Halkımızın; 19 Mayıs, 29 Ekim ve 10 Kasımlarla başlayan uyanışı ve 31 Mayıs’ta Gezi eylemleriyle doruğa çıkan direnişi, AKP iktidarına bu ülkenin sahipsiz olmadığı gerçeğini tecrübe ettirmiştir. AKP’nin öfkeli kitlelerin sesine kulak tıkaması halinde ülkemizin son derece sıcak günler yaşayacağını görmek için müneccim olmaya gerek yok. Alanlarda halkımızla omuz omuza yürüyen eğitim ve bilim emekçileri olarak AKP’yi uyarıyoruz: Bu öfke seni yıkar.

Ülke ve dünya siyasetine sınıf mücadelesi penceresinden yaklaşanlar için yaşanan olayların en dikkat çekici tarafı, sokak eylemlerinde emek ve bayrak vurgusunun bir arada yükselmiş olmasıdır. Bu tablo, milyonların, AKP’nin ulusal değerlerimizi ve alın terimizi yok etmeye yönelik politikalarının farkına vardığını ortaya koyuyor. Gezi direnişiyle şekillenen bu yeni siyaset, sendikamızın da ısrarla vurguladığı “emekle cumhuriyeti buluşturma” anlayışına uygun düşmektedir.
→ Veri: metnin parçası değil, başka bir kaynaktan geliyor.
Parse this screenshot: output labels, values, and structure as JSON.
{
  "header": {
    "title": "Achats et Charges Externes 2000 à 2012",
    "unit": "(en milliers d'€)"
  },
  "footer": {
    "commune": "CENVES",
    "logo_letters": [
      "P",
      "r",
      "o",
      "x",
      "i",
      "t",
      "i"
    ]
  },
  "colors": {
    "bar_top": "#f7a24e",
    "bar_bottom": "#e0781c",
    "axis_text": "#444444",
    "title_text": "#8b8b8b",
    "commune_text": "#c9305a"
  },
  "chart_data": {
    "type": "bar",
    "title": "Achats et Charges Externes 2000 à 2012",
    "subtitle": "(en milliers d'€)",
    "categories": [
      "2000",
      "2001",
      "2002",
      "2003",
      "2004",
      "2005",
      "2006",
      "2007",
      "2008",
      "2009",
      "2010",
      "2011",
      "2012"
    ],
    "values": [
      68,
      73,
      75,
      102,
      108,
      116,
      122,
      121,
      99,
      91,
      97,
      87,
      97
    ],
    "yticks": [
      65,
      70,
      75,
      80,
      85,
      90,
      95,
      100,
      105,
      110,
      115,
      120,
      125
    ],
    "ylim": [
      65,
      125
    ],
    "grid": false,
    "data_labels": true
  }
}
AKP iktidarı ile hayata geçirilen karşı devrim sürecine son nokta; devletin üniter yapısını yok etmeyi ve Türk ulusu tanımını ortadan kaldırmayı hedefleyen Anayasa değişikliği ile konulmak istenmektedir. Anayasa değişikliği adeta açılım süreciyle eş zamanlı olarak yürütülmekte, cumhuriyetin tüm kazanımları bölücülere ve gericilere peşkeş çekilmektedir. Ülkemizin rejimini değiştirecek ve federasyon yapılanmasını içerecek, emekçilere yıkım getirecek böylesi bir bölücü ve gerici anayasaya karşı tavrımızı açık olarak koymak ve sendikal politikalarımızı bu yönde belirlemek zorundayız. Kurucu değerlerimize, ulus devlet ve üniter devlet yapısına yönelik saldırıların yoğunlaştığı bu süreçte tarihimizden ve tüzüğümüzden aldığımız güçle taraf olduğumuzu daha gür bir sesle kamuoyuna duyurmaya devam edeceğiz. 
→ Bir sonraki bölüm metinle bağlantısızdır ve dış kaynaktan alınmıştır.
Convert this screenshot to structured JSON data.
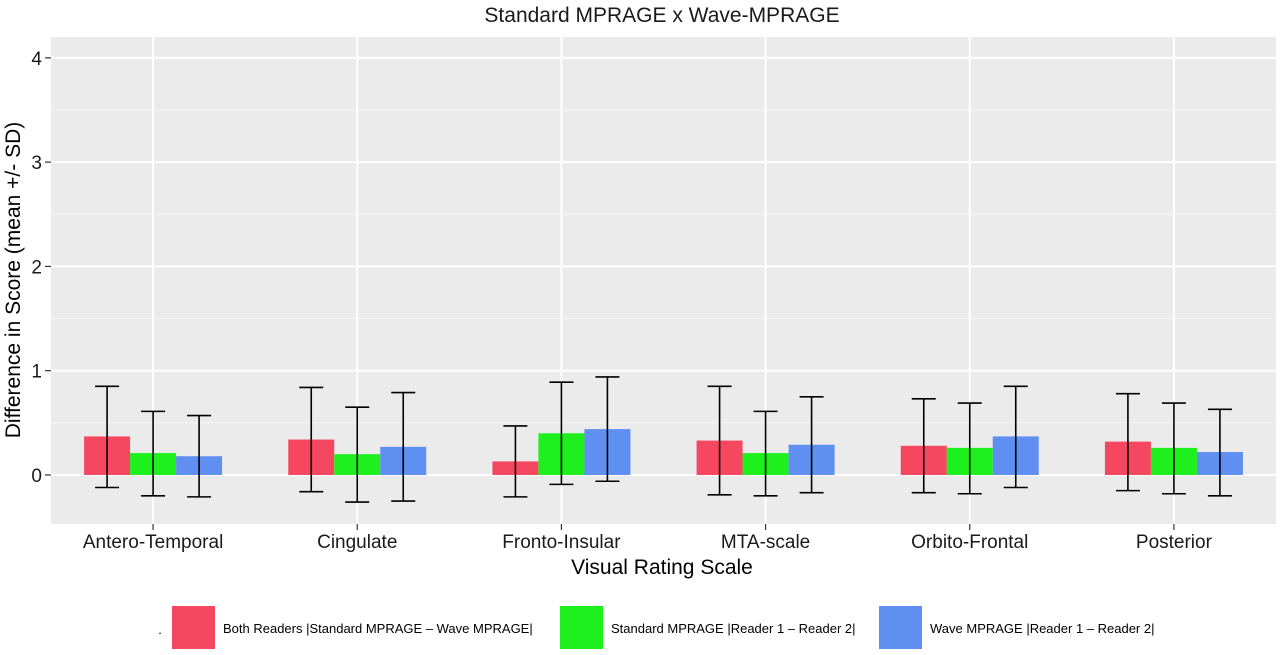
{
  "chart_data": {
    "type": "bar",
    "title": "Standard MPRAGE x Wave-MPRAGE",
    "xlabel": "Visual Rating Scale",
    "ylabel": "Difference in Score (mean +/- SD)",
    "ylim": [
      -0.47,
      4.2
    ],
    "yticks": [
      0,
      1,
      2,
      3,
      4
    ],
    "grid": true,
    "legend_position": "bottom",
    "legend_title": ".",
    "categories": [
      "Antero-Temporal",
      "Cingulate",
      "Fronto-Insular",
      "MTA-scale",
      "Orbito-Frontal",
      "Posterior"
    ],
    "series": [
      {
        "name": "Both Readers |Standard MPRAGE – Wave MPRAGE|",
        "color": "#f5475f",
        "values": [
          0.37,
          0.34,
          0.13,
          0.33,
          0.28,
          0.32
        ],
        "err_low": [
          -0.12,
          -0.16,
          -0.21,
          -0.19,
          -0.17,
          -0.15
        ],
        "err_high": [
          0.85,
          0.84,
          0.47,
          0.85,
          0.73,
          0.78
        ]
      },
      {
        "name": "Standard MPRAGE |Reader 1 – Reader 2|",
        "color": "#1df01d",
        "values": [
          0.21,
          0.2,
          0.4,
          0.21,
          0.26,
          0.26
        ],
        "err_low": [
          -0.2,
          -0.26,
          -0.09,
          -0.2,
          -0.18,
          -0.18
        ],
        "err_high": [
          0.61,
          0.65,
          0.89,
          0.61,
          0.69,
          0.69
        ]
      },
      {
        "name": "Wave MPRAGE |Reader 1 – Reader 2|",
        "color": "#5f8ff0",
        "values": [
          0.18,
          0.27,
          0.44,
          0.29,
          0.37,
          0.22
        ],
        "err_low": [
          -0.21,
          -0.25,
          -0.06,
          -0.17,
          -0.12,
          -0.2
        ],
        "err_high": [
          0.57,
          0.79,
          0.94,
          0.75,
          0.85,
          0.63
        ]
      }
    ]
  }
}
AKP, ülkede gelişen halk muhalefetini, ekonomideki kötü gidişi ve yönetme konusundaki beceriksizliğini örtme adına mezhepçi politikalarla ülkemizi komşularıyla savaşa sürüklemektedir. 
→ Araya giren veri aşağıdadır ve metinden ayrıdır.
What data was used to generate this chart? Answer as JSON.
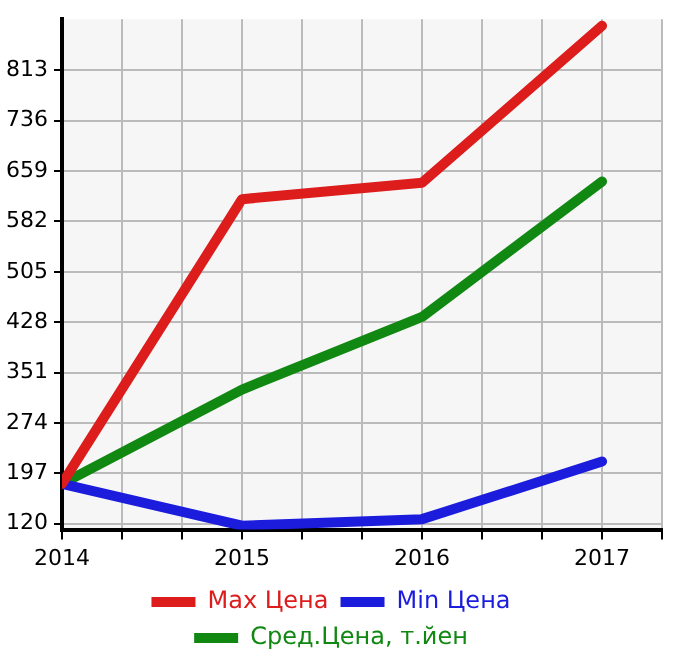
{
  "chart_data": {
    "type": "line",
    "x": [
      2014,
      2015,
      2016,
      2017
    ],
    "series": [
      {
        "name": "Max Цена",
        "color": "#dd1c1c",
        "values": [
          181,
          616,
          641,
          881
        ]
      },
      {
        "name": "Min Цена",
        "color": "#1c1cdd",
        "values": [
          181,
          117,
          127,
          215
        ]
      },
      {
        "name": "Сред.Цена, т.йен",
        "color": "#118811",
        "values": [
          181,
          325,
          436,
          643
        ]
      }
    ],
    "xlim": [
      2014,
      2017.333
    ],
    "xticks": [
      2014,
      {
        "value": 2014.333,
        "label": null
      },
      {
        "value": 2014.667,
        "label": null
      },
      2015,
      {
        "value": 2015.333,
        "label": null
      },
      {
        "value": 2015.667,
        "label": null
      },
      2016,
      {
        "value": 2016.333,
        "label": null
      },
      {
        "value": 2016.667,
        "label": null
      },
      2017,
      {
        "value": 2017.333,
        "label": null
      }
    ],
    "ylim": [
      111,
      891
    ],
    "yticks": [
      120,
      197,
      274,
      351,
      428,
      505,
      582,
      659,
      736,
      813
    ],
    "grid": true,
    "legend": "bottom",
    "marker": "none",
    "line_style": "solid"
  }
}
“Çözüm Süreci” adı altında yürütülen pazarlıklar sonucunda, ülkemizin bölünme sürecinin hızlanacağı açıktır. Hükümetle terör örgütünün yürüttüğü sürecin bir şekilde kesintiye uğraması durumunda, yükselmiş ancak karşılanmamış talepler, emperyalizmin de dayatmasıyla, daha fazla terör eylemi olarak karşımıza çıkacaktır. Kısaca AKP’nin ülkemizi soktuğu her iki yolun da çıkmaz bir sokak olduğu açıktır.        

 

SENDİKAL SÜREÇ

24 Ocak 1980 kararları ve 12 Eylül faşist darbesinin en önemli yıkımlarından biri de işçi sendikaları üzerinde yarattığı tahribattır. 12 Eylül’den sonra uygulanan özelleştirme ve taşeronlaştırma politikaları sonucu, toplumsal muhalefetin en önemli unsurlarından biri olan işçi sendikaları etkisizleştirilmiş, üye sayıları ciddi oranda azalmıştır. Çalışma ve Sosyal Güvenlik Bakanlığı’nın 2013 verilerine göre, 11 milyon 628 bin 806 işçiden, 1 milyon 32 bin 116’sının sendikalı olması bu politikaların bir sonucudur.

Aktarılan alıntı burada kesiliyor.